An LPL spokesman declined to comment.
Fleischer paid all the deficiencies, and the IRS never considered any penalties against him.
“I don’t think people in your industry are doing anything below board here,” said Christian Kenefick, principal of accounting firm, Kenefick & Co. “I think most people thought they weren’t breaking any rules and that this was legitimate. I kind of think it is.”
“There’s nothing inherently bad about having the S corp or having the LLC,” Hamburger said. “What becomes a problem is when they try to use these entities as a way to recharacterize the income and pay less tax.”
The case also points to a confusing tax code, one that, perhaps, hasn’t evolved along with the securities industry.
Kenefick believes the Johnson test, in particular, is bad tax law. Upper level courts have rejected the test as overly rigid, and case law looks at all the facts and circumstances.
“I think this [S corp] arrangement could pass muster. I think the fact the judge used the Johnson test here, that just doomed Fleischer to failure. I don’t think it’s a good test.”
Advisors in similar situations shouldn’t necessarily be worried, he said.
“I just think that had this thing been better presented to the judge, you might have gotten a different result,” Kenefick said.
Kaplan, Fleischer’s lawyer, attributes the surprising decision to the court not fully understanding the industry.
“It seems to me that the court may have been a little confused with respect to the way the securities industry works and the unique way it works with respect to the relationship between a b/d and financial representatives, such as Ryan Fleischer,” said Kaplan.

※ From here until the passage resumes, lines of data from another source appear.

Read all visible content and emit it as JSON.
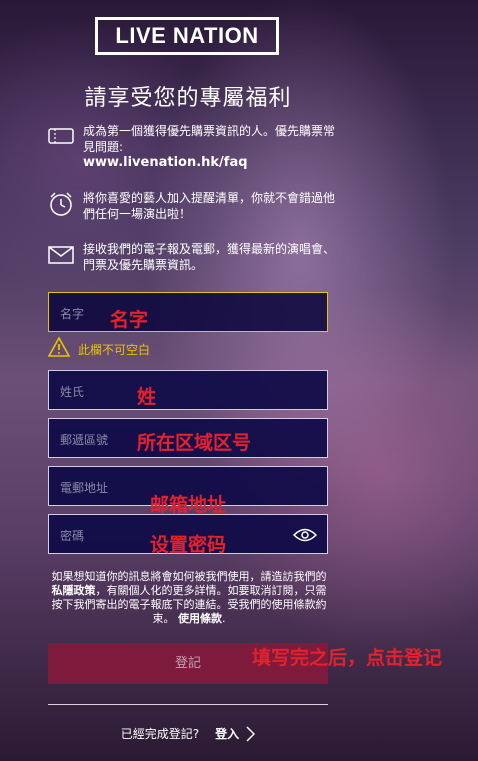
{
  "brand": {
    "logo_text": "LIVE NATION"
  },
  "page": {
    "title": "請享受您的專屬福利"
  },
  "benefits": [
    {
      "icon": "ticket-icon",
      "text": "成為第一個獲得優先購票資訊的人。優先購票常見問題:",
      "link": "www.livenation.hk/faq"
    },
    {
      "icon": "alarm-clock-icon",
      "text": "將你喜愛的藝人加入提醒清單，你就不會錯過他們任何一場演出啦！"
    },
    {
      "icon": "envelope-icon",
      "text": "接收我們的電子報及電郵，獲得最新的演唱會、門票及優先購票資訊。"
    }
  ],
  "form": {
    "first_name": {
      "placeholder": "名字",
      "annotation": "名字"
    },
    "error_text": "此欄不可空白",
    "last_name": {
      "placeholder": "姓氏",
      "annotation": "姓"
    },
    "postal_code": {
      "placeholder": "郵遞區號",
      "annotation": "所在区域区号"
    },
    "email": {
      "placeholder": "電郵地址",
      "annotation": "邮箱地址"
    },
    "password": {
      "placeholder": "密碼",
      "annotation": "设置密码"
    }
  },
  "privacy": {
    "part1": "如果想知道你的訊息將會如何被我們使用，請造訪我們的",
    "policy_link": "私隱政策",
    "part2": "，有關個人化的更多詳情。如要取消訂閱，只需按下我們寄出的電子報底下的連結。受我們的",
    "terms_text": "使用條款約束。",
    "terms_link": "使用條款",
    "end": "."
  },
  "submit": {
    "label": "登記",
    "annotation": "填写完之后，点击登记"
  },
  "footer": {
    "question": "已經完成登記?",
    "login_label": "登入"
  }
}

“They say, ‘Well we notice that Mr. Fleischer entered into this agreement with LPL, who was the b/d before the corporation was formed.’ Well, so what? Does that truly make any difference? Can it really be that simple that, ‘OK, I can get around this by forming the corporation first and by mentioning Fleischer Wealth Plan in the contract?’ That’s true form over substance," Kaplan said.
At the same time, independent reps are operating under different sets of laws and that can cause confusion.

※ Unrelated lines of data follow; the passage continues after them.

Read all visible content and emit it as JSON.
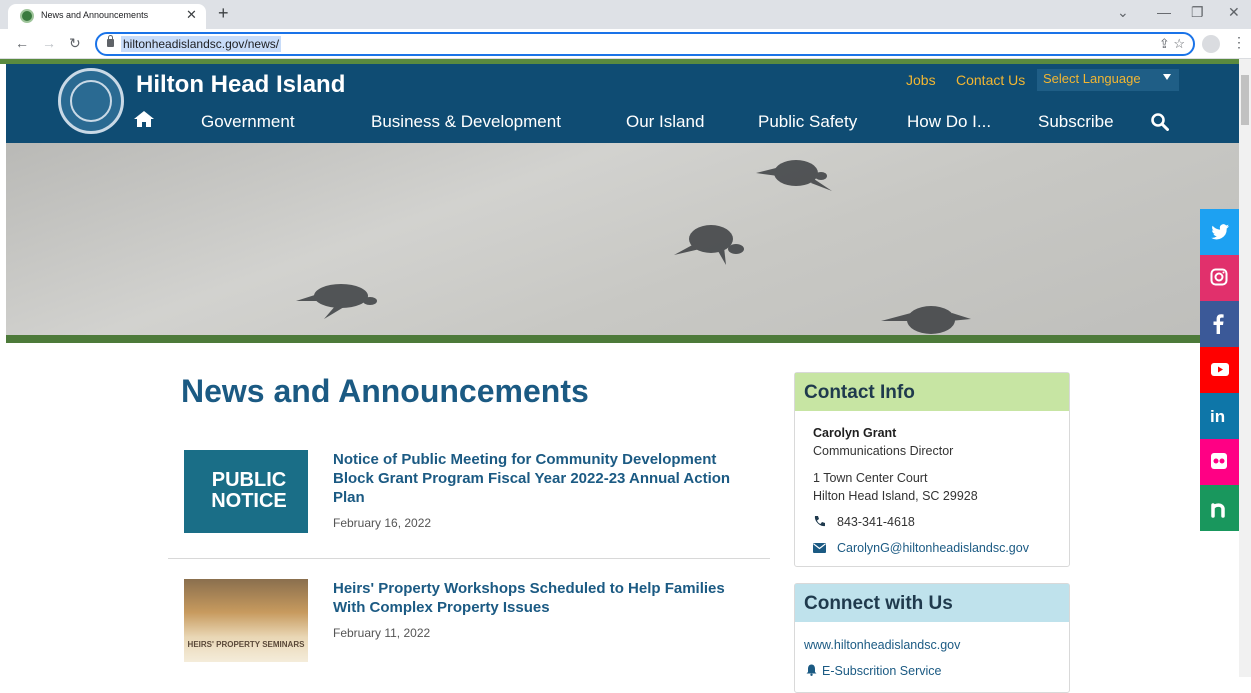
{
  "browser": {
    "tab_title": "News and Announcements",
    "url": "hiltonheadislandsc.gov/news/"
  },
  "site": {
    "title": "Hilton Head Island",
    "util_links": [
      "Jobs",
      "Contact Us"
    ],
    "language_select": "Select Language",
    "nav": [
      "Government",
      "Business & Development",
      "Our Island",
      "Public Safety",
      "How Do I...",
      "Subscribe"
    ]
  },
  "social": [
    {
      "icon": "twitter-icon",
      "color": "#1da1f2"
    },
    {
      "icon": "instagram-icon",
      "color": "#e1306c"
    },
    {
      "icon": "facebook-icon",
      "color": "#3b5998"
    },
    {
      "icon": "youtube-icon",
      "color": "#ff0000"
    },
    {
      "icon": "linkedin-icon",
      "color": "#0e76a8"
    },
    {
      "icon": "flickr-icon",
      "color": "#ff0084"
    },
    {
      "icon": "nextdoor-icon",
      "color": "#19975d"
    }
  ],
  "main": {
    "heading": "News and Announcements",
    "news": [
      {
        "thumb_text": "PUBLIC NOTICE",
        "title": "Notice of Public Meeting for Community Development Block Grant Program Fiscal Year 2022-23 Annual Action Plan",
        "date": "February 16, 2022"
      },
      {
        "thumb_text": "HEIRS' PROPERTY SEMINARS",
        "title": "Heirs' Property Workshops Scheduled to Help Families With Complex Property Issues",
        "date": "February 11, 2022"
      }
    ]
  },
  "sidebar": {
    "contact": {
      "heading": "Contact Info",
      "name": "Carolyn Grant",
      "role": "Communications Director",
      "address1": "1 Town Center Court",
      "address2": "Hilton Head Island, SC 29928",
      "phone": "843-341-4618",
      "email": "CarolynG@hiltonheadislandsc.gov",
      "head_color": "#c7e5a3"
    },
    "connect": {
      "heading": "Connect with Us",
      "website": "www.hiltonheadislandsc.gov",
      "subscription": "E-Subscrition Service",
      "head_color": "#bfe2ec"
    }
  }
}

“We have to operate under financial law, whether it be FINRA or the SEC or whatever the case may be,” Fleischer said. “But you also have to operate under IRS law as well. IRS law trumps everything.”

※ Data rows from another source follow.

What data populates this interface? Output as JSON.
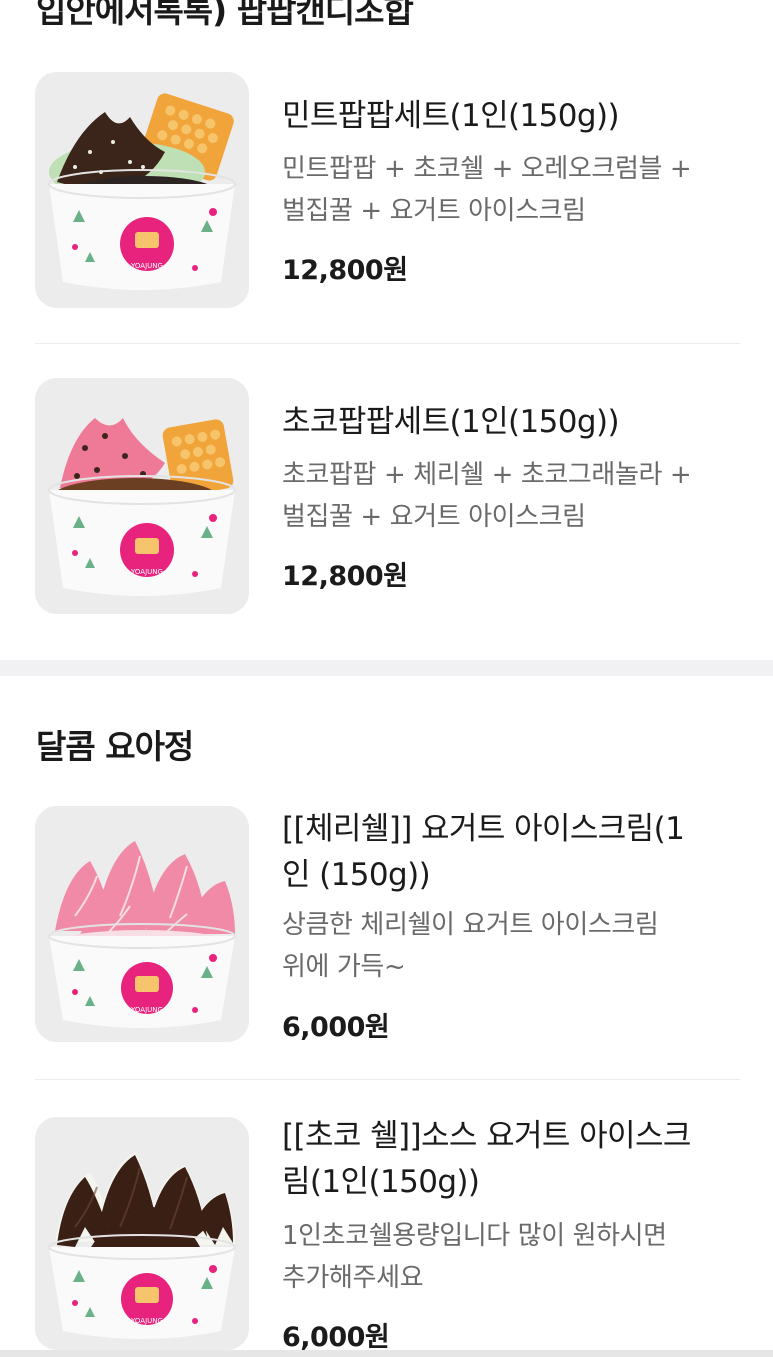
{
  "section1": {
    "title": "입안에서톡톡) 팝팝캔디조합",
    "items": [
      {
        "name": "민트팝팝세트(1인(150g))",
        "desc_line1": "민트팝팝 + 초코쉘 + 오레오크럼블 +",
        "desc_line2": "벌집꿀 + 요거트 아이스크림",
        "price": "12,800원"
      },
      {
        "name": "초코팝팝세트(1인(150g))",
        "desc_line1": "초코팝팝 + 체리쉘 + 초코그래놀라 +",
        "desc_line2": "벌집꿀 + 요거트 아이스크림",
        "price": "12,800원"
      }
    ]
  },
  "section2": {
    "title": "달콤 요아정",
    "items": [
      {
        "name_line1": "[[체리쉘]] 요거트 아이스크림(1",
        "name_line2": "인 (150g))",
        "desc_line1": "상큼한 체리쉘이 요거트 아이스크림",
        "desc_line2": "위에 가득~",
        "price": "6,000원"
      },
      {
        "name_line1": "[[초코 쉘]]소스 요거트 아이스크",
        "name_line2": "림(1인(150g))",
        "desc_line1": "1인초코쉘용량입니다 많이 원하시면",
        "desc_line2": "추가해주세요",
        "price": "6,000원"
      }
    ]
  },
  "colors": {
    "background": "#ffffff",
    "section_gap": "#f1f1f3",
    "desc_text": "#6a6a6a",
    "cup_pink": "#e8237e",
    "cup_green": "#6ab187"
  }
}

Despite the confusion, lawyers, CPAs and consultants agree that registered reps should think twice about structuring their business as an S corp, given Fleischer’s outcome.
“I don’t know why these registered reps are telling each other to do something that obviously does not work or is guaranteeing an audit,” said Chris Cooper, owner of Chris & Cooper & Co., a San Diego-based licensed professional fiduciary and former registered rep. “You are inviting the IRS to your office. This is just the beginning of a very big landslide.”